In their study, the researchers found women would like a more personalized approach.
According to Dr Natalie Armstrong, Lecturer in Social Science Applied to Health at the University of Leicester:
"Attitudes towards cervical smears remain something of a paradox. On one hand, screening appears to command impressive levels of public support - as demonstrated by campaigns to widen the eligibility criteria - but on the other hand there is considerable evidence suggesting that individual women find the experience of the screening test problematic."
For many women, a gynecological exam is stressful and painful.
Armstrong interviewed 34 women for her paper, published in collaboration with colleagues at Glasgow Caledonian University.
She says one woman stated, "It's just so cold. You go in, you take your clothes off, she does that and I mean it's just so, it's just so degrading and embarrassing. It's just horrible."
“Women can feel passive, helpless and vulnerable in the face of a situation where they risk pain and discomfort, shame and humiliation, and violation and invasion of privacy”, says Armstrong.

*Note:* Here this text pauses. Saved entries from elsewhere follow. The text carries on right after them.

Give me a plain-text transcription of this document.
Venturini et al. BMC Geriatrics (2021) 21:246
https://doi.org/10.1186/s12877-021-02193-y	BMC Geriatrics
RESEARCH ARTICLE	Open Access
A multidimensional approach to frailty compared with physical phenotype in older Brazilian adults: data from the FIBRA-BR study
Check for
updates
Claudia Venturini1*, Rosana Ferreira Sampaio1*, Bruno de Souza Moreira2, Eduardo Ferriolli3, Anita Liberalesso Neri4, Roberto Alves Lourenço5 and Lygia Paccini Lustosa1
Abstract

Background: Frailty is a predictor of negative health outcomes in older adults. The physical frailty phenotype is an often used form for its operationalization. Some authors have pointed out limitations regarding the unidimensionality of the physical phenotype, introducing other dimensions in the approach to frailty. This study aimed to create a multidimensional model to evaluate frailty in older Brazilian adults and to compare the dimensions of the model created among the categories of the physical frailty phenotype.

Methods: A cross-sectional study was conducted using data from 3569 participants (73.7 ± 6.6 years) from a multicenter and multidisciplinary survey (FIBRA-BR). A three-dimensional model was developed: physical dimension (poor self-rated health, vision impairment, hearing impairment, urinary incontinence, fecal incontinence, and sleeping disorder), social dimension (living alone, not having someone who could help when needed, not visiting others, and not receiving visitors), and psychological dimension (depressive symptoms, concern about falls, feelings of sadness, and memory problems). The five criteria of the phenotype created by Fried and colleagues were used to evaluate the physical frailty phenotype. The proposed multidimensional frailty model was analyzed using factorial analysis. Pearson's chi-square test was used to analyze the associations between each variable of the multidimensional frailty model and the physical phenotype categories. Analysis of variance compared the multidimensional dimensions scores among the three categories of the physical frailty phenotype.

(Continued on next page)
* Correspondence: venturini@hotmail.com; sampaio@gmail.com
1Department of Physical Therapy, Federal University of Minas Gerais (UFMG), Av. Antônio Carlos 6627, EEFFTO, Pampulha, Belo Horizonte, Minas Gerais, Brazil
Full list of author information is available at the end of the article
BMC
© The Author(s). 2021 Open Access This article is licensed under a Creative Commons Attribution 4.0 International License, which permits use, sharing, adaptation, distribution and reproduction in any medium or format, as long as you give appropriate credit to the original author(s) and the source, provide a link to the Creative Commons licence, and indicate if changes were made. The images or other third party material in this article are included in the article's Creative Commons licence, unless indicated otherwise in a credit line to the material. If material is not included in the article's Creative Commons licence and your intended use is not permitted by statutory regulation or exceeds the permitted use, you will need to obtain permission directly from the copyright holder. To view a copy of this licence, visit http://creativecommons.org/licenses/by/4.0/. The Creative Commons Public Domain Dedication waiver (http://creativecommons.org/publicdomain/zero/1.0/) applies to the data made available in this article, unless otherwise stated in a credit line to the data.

She says one solution may be to talk to women about their expectations during a cervical PAP smear to allow them to express their feelings.
"Ignoring women's fears, anxieties and concerns can appear to deny the reality, or at least the validity, of women's emotional responses.”
Women in the study said health care professionals can seem detached and distant during exams.
Armstrong hopes the finding can translate to a better experience for women undergoing the embarrassment of having a cervical smear test. Women interviewed in the University of Leicester study found the exams stressful and humiliating.